MS. OKA DONER: Really? You know, there's no quote-unquote ceiling. I'll read Tagore poetry on Bengal. That's the hardest one. Quotes and excerpts must be cited as follows: Oral history interview with Michele Oka Doner, 2007 August 20-November 17. Once it all got up and running, they were very happy. I think you said in your lecture first you did the tables; is that correct? MS. SHEA: That's what I was going to say, because it seems like such a large, open, sprawling I'm sure even back then. We're they actually created in two pieces? Because it used to be the phone didn't ring. Their names were Dr. Leo and her name was Elizabeth Fishbein. One was decorative, really, to bring back the essence of how justice began. [Laughs.]. There was the burial of a woman, more than ten thousand years old, and the skeleton had pearls around her neck. See available sculpture, design, and prints and multiples for sale and learn about the artist. At the same time, her practice developed beyond sculpture to, among other media, beguiling works on paper, often embedded with organic material, which are represented by Marlborough Graphics and available on 1stdibs. MS. OKA DONER: I'm in pretty good physical shape. MS. OKA DONER: And he took Claes Oldenburg through the Fisher Building. They're not drying. MS. SHEA: More territory today. In this book [Michele Oka Doner: Natural Seduction by Suzanne Ramljak; New York: Hudson Hills Press, 2003; p.190-191] it shows a little bit in the back; there's some process. Oka Doner is a gracious hostess and you can tell immediately shes both intrepid and slightly shy. But then I innocently said, well, can we start with The Golden Bowl [Henry James; London: Methuem, 1963]? And it was a period of time in the '80s when Voyager was sent out into outer space. Oka Doner calls the library, designed by Erich Theophile in 1990, the heart of the loft. MS. OKA DONER: you really can't sustain it. I couldn't find anything except pieces of brass at the hardware store that had duck heads. See, I'm cutting it. And then I read on the way to Michigan a book somebody sent me on the shamanistic beekeepers of England, you know.

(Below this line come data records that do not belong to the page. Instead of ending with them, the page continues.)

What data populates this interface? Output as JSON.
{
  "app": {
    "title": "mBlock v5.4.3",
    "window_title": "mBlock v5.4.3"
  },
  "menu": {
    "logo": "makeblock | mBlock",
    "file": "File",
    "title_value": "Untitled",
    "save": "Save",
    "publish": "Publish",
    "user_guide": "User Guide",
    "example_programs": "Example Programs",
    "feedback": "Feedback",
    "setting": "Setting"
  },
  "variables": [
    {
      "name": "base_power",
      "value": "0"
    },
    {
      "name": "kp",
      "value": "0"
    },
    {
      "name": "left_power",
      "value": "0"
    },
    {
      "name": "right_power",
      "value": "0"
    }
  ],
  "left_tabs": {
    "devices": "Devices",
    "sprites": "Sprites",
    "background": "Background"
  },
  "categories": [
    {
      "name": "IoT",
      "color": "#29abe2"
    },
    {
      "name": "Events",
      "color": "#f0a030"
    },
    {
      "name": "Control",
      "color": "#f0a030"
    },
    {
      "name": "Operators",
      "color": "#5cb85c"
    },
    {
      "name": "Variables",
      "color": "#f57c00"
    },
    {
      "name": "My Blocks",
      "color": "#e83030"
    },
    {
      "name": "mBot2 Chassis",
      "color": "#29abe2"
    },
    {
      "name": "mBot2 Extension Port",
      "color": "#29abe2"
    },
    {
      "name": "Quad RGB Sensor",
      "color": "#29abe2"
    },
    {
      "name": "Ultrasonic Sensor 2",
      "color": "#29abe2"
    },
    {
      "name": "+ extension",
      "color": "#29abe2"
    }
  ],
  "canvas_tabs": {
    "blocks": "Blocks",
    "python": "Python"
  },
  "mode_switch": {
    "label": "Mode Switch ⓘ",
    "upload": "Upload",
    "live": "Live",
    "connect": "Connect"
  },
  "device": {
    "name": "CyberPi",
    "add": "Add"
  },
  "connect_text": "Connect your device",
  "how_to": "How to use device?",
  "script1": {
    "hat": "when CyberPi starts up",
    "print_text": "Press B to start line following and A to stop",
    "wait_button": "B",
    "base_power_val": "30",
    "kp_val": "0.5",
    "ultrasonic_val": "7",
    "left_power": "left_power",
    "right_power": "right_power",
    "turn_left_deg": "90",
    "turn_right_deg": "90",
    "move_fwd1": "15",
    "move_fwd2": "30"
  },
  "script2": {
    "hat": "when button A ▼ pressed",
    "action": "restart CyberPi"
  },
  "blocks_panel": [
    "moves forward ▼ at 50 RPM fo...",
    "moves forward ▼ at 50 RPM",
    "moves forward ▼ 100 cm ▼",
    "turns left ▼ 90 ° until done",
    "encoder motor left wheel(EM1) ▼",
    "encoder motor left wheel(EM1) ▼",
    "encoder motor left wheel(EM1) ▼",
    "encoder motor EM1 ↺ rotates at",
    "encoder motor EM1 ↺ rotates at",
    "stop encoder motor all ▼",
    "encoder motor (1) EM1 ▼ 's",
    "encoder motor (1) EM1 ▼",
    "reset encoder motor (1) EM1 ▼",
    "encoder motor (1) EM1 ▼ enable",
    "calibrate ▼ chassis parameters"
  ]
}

I had never lived in a city, and Miami wasn't a city. MS. OKA DONER: And he's the one I'm working with now. MS. OKA DONER: One did bronzes, one did furniture, one did cars. It turns out that John Neff was the curator at the time at the museum. MS. OKA DONER: Well, that and it held dirt and it was very hard to get them to keep it clean. MS. OKA DONER: North Beach Elementary School. I've also worked with Christofle, and I don't know which one is older. MS. SHEA: [Laughs.]

MS. SHEA: So when you came to the Midwest, ever do that with I think you can do that with . MS. SHEA: And do you feel that you kind of maybe got that from your mother, or do you feel like you've carefully developed that and focused on trying to have that? It's what it takes. MS. OKA DONER: It gave me a fullness. MS. SHEA: And then the dried branches that are within, is that the same plant?

MS. SHEA: Okay, so it's certainly not there anymore. There was no e-mail in those days.